Poi la notizia, tra le righe: “La quota di prestiti aggiuntivi che richiederemo tramite la principale componente del programma, lo Strumento per la ripresa e resilienza, dovrà essere modulata in base agli obiettivi di finanza pubblica“. Dunque, nonostante il premier abbia ricordato che grazie al Next generation Eu “avremo a disposizione circa 210 miliardi lungo un periodo di sei anni”, la frase fa pensare che si stia valutando se seguire l’esempio della Spagna – il cui debito/pil è peraltro inferiore al 100%, ben lontano dal 158% toccato a fine 2020 da quello italiano – e chiedere per ora solo i finanziamenti a fondo perduto. La seconda notizia è che sulla governance del Recovery plan, uno degli aspetti più contestati da Matteo Renzi ai tempi delle prime bozze del governo Conte, una decisione è stata presa: se ne occuperà il Ministero dell’Economia guidato da Daniele Franco, fedelissimo di Draghi fin dai tempi di Bankitalia, in collaborazione con i ministeri competenti sui singoli progetti.

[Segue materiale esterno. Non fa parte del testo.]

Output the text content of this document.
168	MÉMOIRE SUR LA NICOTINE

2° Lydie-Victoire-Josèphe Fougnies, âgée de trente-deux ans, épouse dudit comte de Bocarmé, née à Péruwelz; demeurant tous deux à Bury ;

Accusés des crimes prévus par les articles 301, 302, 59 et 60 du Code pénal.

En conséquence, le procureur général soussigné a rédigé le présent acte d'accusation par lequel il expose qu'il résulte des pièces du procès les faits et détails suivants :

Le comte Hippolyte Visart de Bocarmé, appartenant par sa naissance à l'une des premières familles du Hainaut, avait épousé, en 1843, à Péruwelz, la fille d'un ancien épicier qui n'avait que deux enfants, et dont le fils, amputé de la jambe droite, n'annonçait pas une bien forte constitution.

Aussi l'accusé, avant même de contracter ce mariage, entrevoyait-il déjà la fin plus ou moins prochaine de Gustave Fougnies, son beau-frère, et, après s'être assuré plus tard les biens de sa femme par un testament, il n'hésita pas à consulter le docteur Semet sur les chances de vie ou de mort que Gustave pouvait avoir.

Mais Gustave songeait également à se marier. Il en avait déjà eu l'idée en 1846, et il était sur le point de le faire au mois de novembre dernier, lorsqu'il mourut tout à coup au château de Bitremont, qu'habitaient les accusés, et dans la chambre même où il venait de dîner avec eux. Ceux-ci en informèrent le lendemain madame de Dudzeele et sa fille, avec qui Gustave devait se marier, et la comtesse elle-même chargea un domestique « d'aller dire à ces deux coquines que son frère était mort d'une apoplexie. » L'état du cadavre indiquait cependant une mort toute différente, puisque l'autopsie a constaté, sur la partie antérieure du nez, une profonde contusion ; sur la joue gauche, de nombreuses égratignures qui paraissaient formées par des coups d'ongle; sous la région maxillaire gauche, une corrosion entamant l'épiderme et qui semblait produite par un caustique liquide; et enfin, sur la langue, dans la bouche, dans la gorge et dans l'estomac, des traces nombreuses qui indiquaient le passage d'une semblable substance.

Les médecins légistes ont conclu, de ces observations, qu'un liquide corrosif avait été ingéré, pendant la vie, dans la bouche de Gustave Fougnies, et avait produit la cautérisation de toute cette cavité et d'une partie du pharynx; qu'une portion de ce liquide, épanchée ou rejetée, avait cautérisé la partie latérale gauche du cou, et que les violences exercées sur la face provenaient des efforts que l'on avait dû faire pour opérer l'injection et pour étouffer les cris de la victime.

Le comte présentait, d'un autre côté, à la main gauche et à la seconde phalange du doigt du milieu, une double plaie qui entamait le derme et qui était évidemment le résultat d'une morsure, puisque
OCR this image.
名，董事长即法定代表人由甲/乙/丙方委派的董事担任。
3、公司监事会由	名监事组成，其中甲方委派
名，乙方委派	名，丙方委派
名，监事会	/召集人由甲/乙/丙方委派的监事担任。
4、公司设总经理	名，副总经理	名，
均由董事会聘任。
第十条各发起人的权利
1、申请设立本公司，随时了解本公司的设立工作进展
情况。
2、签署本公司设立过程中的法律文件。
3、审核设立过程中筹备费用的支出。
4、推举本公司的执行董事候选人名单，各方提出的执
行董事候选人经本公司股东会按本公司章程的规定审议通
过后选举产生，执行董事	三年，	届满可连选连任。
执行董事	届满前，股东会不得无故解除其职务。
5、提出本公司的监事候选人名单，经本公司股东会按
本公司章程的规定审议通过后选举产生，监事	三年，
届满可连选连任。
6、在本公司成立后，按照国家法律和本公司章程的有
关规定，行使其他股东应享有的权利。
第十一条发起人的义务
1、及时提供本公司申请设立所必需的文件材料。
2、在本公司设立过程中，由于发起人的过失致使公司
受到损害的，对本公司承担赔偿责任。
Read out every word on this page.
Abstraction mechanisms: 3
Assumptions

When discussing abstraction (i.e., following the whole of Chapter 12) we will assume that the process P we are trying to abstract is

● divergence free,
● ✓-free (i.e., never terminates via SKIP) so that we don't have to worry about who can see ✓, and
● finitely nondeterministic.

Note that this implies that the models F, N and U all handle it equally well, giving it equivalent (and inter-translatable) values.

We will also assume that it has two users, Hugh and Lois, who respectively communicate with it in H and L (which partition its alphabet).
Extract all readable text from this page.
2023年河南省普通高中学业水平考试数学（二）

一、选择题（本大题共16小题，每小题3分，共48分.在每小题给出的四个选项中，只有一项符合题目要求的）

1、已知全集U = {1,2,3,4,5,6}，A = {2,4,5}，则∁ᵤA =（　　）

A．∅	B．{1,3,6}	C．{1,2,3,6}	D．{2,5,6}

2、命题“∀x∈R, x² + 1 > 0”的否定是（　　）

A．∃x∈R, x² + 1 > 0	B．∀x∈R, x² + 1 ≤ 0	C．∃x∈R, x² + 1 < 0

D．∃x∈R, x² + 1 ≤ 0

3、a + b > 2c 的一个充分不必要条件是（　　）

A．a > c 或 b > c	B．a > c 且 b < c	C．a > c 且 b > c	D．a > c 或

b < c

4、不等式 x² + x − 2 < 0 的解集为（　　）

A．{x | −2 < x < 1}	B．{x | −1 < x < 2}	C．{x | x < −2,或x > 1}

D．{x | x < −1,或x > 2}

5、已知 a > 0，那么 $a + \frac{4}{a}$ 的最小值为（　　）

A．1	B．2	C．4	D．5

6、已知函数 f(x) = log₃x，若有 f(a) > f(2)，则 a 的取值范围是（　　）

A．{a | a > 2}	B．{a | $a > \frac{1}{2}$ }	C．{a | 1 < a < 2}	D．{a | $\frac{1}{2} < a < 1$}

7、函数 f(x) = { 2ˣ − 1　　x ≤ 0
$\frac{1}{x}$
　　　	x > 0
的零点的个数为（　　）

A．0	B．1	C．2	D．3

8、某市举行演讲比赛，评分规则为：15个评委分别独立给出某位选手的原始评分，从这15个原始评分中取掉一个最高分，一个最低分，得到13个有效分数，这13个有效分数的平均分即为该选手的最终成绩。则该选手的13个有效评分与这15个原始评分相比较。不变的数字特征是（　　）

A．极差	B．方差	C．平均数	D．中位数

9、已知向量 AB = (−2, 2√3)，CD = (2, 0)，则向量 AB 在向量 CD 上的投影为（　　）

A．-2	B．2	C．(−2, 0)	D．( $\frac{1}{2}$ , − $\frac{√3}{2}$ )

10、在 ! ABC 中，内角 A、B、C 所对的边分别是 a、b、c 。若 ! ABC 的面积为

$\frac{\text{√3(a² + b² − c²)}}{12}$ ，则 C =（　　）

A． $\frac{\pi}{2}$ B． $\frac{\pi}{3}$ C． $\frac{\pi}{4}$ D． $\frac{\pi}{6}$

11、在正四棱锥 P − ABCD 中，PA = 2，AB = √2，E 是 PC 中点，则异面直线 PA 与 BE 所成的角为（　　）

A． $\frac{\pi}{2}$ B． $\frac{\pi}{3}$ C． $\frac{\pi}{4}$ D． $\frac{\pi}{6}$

Ora il governo appena insediato deve accelerare sull’integrazione del piano: la presidenza di turno della Ue, portoghese, spinge perché i Recovery plan nazionali siano approvati entro aprile, nonostante la Commissione abbia in programma di emettere solo a giugno i primi bond per finanziare l’anticipo del Recovery. Peraltro prima che l’esecutivo Ue possa andare sui mercati a reperire le risorse del Recovery dovranno essere completate le ratifiche nazionali del Next Generation EU, necessarie perché i parlamenti devono dare il loro via libera all’indebitamento comune. Finora soltanto otto Paesi hanno ratificato l’accordo, tra cui l’Italia dove però il recepimento della decisione sulle risorse proprie è nel Milleproroghe ancora in fase di conversione. Dopo la presentazione dei piani la Commissione ha due mesi di tempo per approvarli, e il Consiglio un mese. Così si arriva a giugno, quando la Commissione potrà emettere i titoli per reperire risorse sufficienti a coprire il 13% di pre-finanziamento del Recovery.